Je n’étais non plus au cabinet. Mais j’ai essayé d’expliquer l’impertinence de cette séance à travers les médias. Heureusement qu’il y avait des députés conscients comme Moussa Sy. Ils ont demandé que le texte soit retiré. Quand il y a eu les casses, le président n’a pas compris, parce que pour lui, il était clair que le texte ne devait pas être examiné, si sa propre majorité n’était pas convaincue. C’était déjà trop tard. J’avoue que je ne comprends jusqu’à présent pas pourquoi ce projet de modification de la Constitution a été élaboré. A l’époque, je disais d’ailleurs à l’opposition que si vous pensez qu’Abdoulaye Wade a fait ça pour gagner au premier tour avec 25 % des suffrages exprimés, c’est que vous êtes d’une rare malhonnêteté politique. Il vous suffit de faire bloc et de réunir 35 % des votes pour le battre.

L’opposition réunie pouvait faire 35 % ou plus au premier tour. Mais derrière, avec ce ticket, on l’accusait de vouloir faire de la dévolution monarchique. Honnêtement, je n’y croyais pas. Malheureusement, aujourd’hui, la crise au Pds donne raison à ses détracteurs. A y voir de près, on a l’impression que le président Abdoulaye Wade tient maintenant à ce que Karim Wade lui succède au sein du Parti démocratique sénégalais. Avait-il la même volonté pour l’Etat du Sénégal ? Je donne ma langue au chat. Je n’ai pas de réponse. Si je l’avais, je l’aurais partagée franchement avec vous. Pendant que j’étais au cabinet, Abdoulaye Wade et moi n’avions jamais parlé de dévolution monarchique. Pourtant, je lui ai posé la question une première fois, quand il m’a nommé ministre, directeur du cabinet politique. Je lui ai demandé ce qu’il attendait de moi. La deuxième fois, je lui ai directement posé la question en lui demandant s’il pensait que je devrais aider Karim Wade à mettre le pied à l’étrier. Il m’a répondu : ‘’Karim n’est pas un politicien.’’

Comment appréciez-vous le dernier réaménagement au Pds ?

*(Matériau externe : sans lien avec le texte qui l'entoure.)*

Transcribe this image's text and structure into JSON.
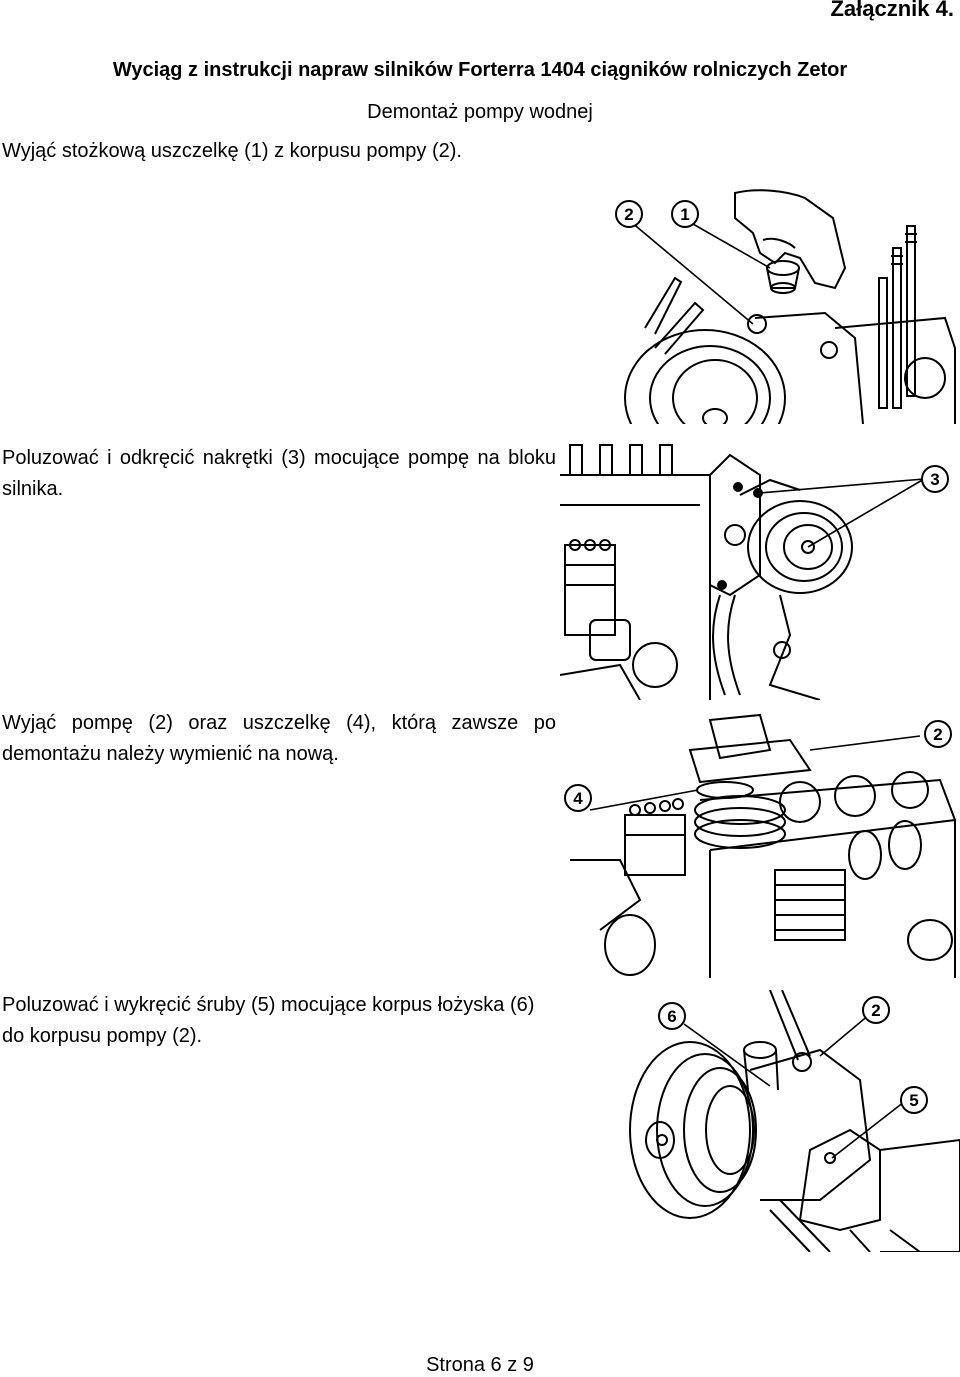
{
  "header": {
    "annex": "Załącznik 4.",
    "title": "Wyciąg z instrukcji napraw silników Forterra 1404 ciągników rolniczych Zetor",
    "subtitle": "Demontaż pompy wodnej"
  },
  "steps": [
    {
      "text": "Wyjąć stożkową uszczelkę (1) z korpusu pompy (2).",
      "callouts": [
        "2",
        "1"
      ]
    },
    {
      "text": "Poluzować i odkręcić nakrętki (3) mocujące pompę na bloku silnika.",
      "callouts": [
        "3"
      ]
    },
    {
      "text": "Wyjąć pompę (2) oraz uszczelkę (4), którą zawsze po demontażu należy wymienić na nową.",
      "callouts": [
        "2",
        "4"
      ]
    },
    {
      "text": "Poluzować i wykręcić śruby (5) mocujące korpus łożyska (6) do korpusu pompy (2).",
      "callouts": [
        "6",
        "2",
        "5"
      ]
    }
  ],
  "footer": {
    "page": "Strona 6 z 9"
  }
}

Je le réprouve, parce qu’il ne procède pas d’une volonté de bien faire. On a l’impression qu’on est en train de transférer le parti de son lieu naturel, c’est-à-dire du pouvoir qui était organisé autour d’Abdoulaye Wade et ses collaborateurs, vers un autre centre d’influence où il y aura Karim Wade et son groupe, ses anciens amis de la Génération du concret. C’est la seule motivation. Sinon, on ne comprendrait pas pourquoi on tente d’écarter les principaux responsables historiques qui ont été les animateurs du parti depuis 2012. La quasi-totalité des principaux cadres et responsables étant partis, les uns sont allés vers Macky Sall, d’autres ont créé leurs propres partis politiques, ceux qui sont restés et qui ont fait preuve de loyauté dans un engagement sans commune mesure, oubliant leurs propres ambitions, n’ayant de préoccupation que la libération de Karim et sa promotion politique, méritent respect et reconnaissance des efforts qu’ils ont fournis.

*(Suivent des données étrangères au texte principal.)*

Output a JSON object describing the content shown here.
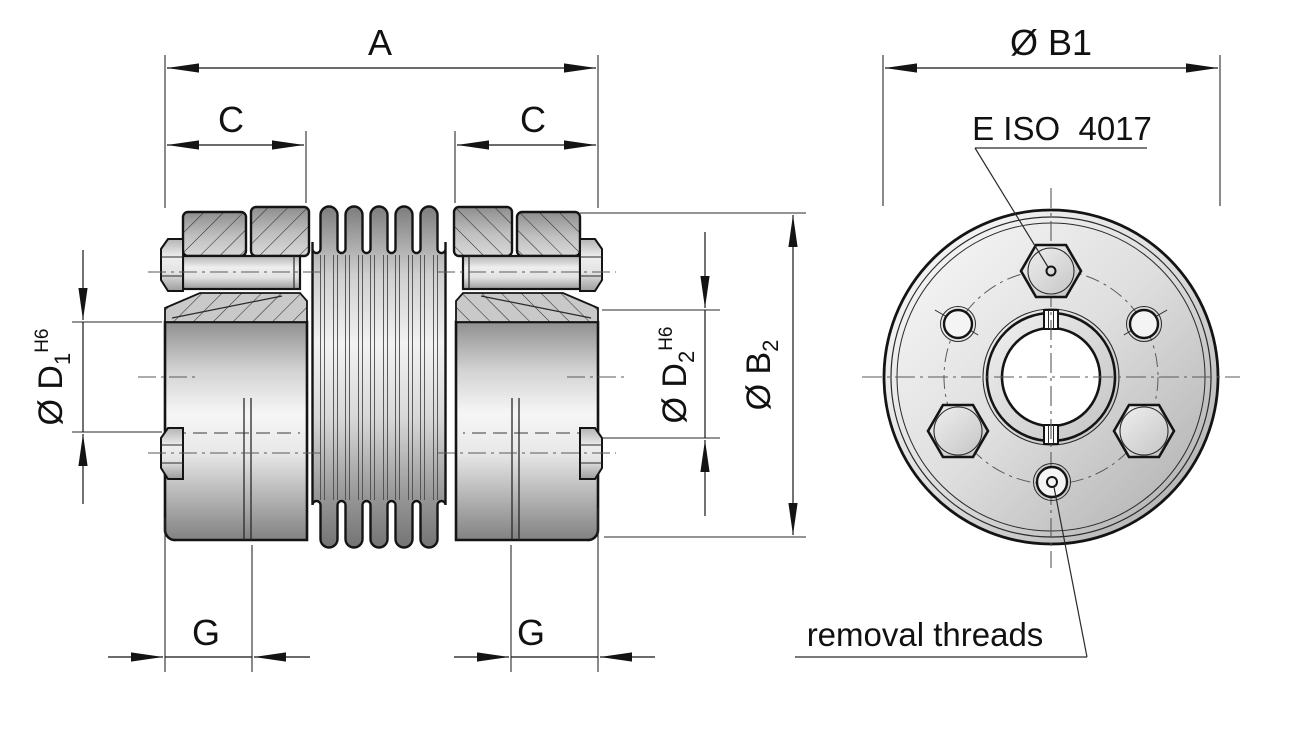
{
  "drawing": {
    "kind": "metal bellows coupling - technical drawing, side section view and front view",
    "colors": {
      "line": "#141414",
      "dimension_line": "#2a2a2a",
      "centerline": "#5a5a5a",
      "background": "#ffffff",
      "metal_light": "#f4f4f4",
      "metal_dark": "#8c8c8c"
    },
    "side_view": {
      "dim_overall_length": "A",
      "dim_hub_length_left": "C",
      "dim_hub_length_right": "C",
      "dim_gap_left": "G",
      "dim_gap_right": "G",
      "dim_bore_left": {
        "prefix": "Ø D",
        "sub": "1",
        "sup": "H6"
      },
      "dim_bore_right": {
        "prefix": "Ø D",
        "sub": "2",
        "sup": "H6"
      },
      "dim_outer_diameter": {
        "prefix": "Ø B",
        "sub": "2"
      }
    },
    "front_view": {
      "dim_outer_diameter": "Ø B1",
      "label_screw_standard": "E ISO  4017",
      "label_removal_threads": "removal threads"
    }
  }
}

Si aujourd’hui on décide de les balayer au profit de personnes inexpérimentées au plan politique et qui n’ont comme faits d’armes que l’amitié qui les lie à Karim Wade, il y a un problème d’éthique. Sous le sceau de l’alternance générationnelle, on veut mettre les jeunes en orbite. Mais, en réalité, il s’agit d’enterrer scandaleusement ceux qui ont prouvé qu’ils étaient capables de rester loyaux et qui ont pu tout faire pour faire libérer Karim Wade, en faire un candidat, l’accompagner, le faire exister, lui donner de l’épaisseur politique et un statut qu’il n’aurait jamais pu construire. Je pense que ce n’est pas une bonne manière de récompenser les derniers mohicans. Ça, c’est sur le plan moral.

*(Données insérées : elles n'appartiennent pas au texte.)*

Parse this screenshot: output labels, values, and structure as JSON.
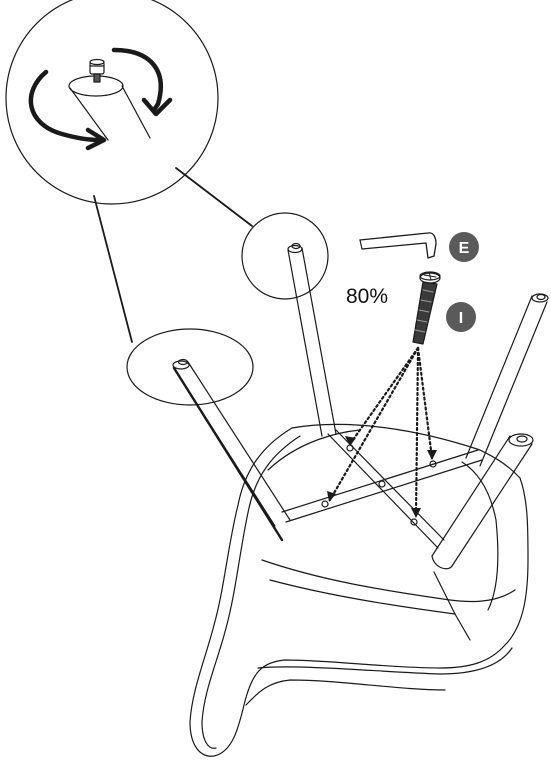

Dans le fond, il y a une entorse dans l’application des statuts du parti. Les décisions prises ne sont pas conformes aux statuts du parti. Certes, le président Abdoulaye Wade a, seul, le pouvoir de nommer les secrétaires nationaux, mais il ne peut pas en nommer plus de 50. Il ne peut nommer qu’entre 25 et 50 secrétaires nationaux. En vertu de l’article 23 de nos statuts, le secrétaire général peut nommer un secrétaire général national adjoint ou un coordonnateur général du Parti. C’est écrit noir sur blanc. Me Abdoulaye Wade a nommé 11 secrétaires généraux nationaux adjoints, violant les dispositions statutaires. Aucun texte ne le lui permet. Pis, il a nommé plus de 250 secrétaires nationaux. Or, l’article 21 de notre règlement dit que le Secrétariat national est composé de 25 membres, au plus 50. Ce sont des manquements irréfutables. Le président Wade doit savoir que l’article 32 ne lui permet pas de changer la configuration des statuts, car on ne peut pas changer les statuts en dehors d’un congrès. Il y a une illégalité dans l’acte posé par le président Abdoulaye Wade.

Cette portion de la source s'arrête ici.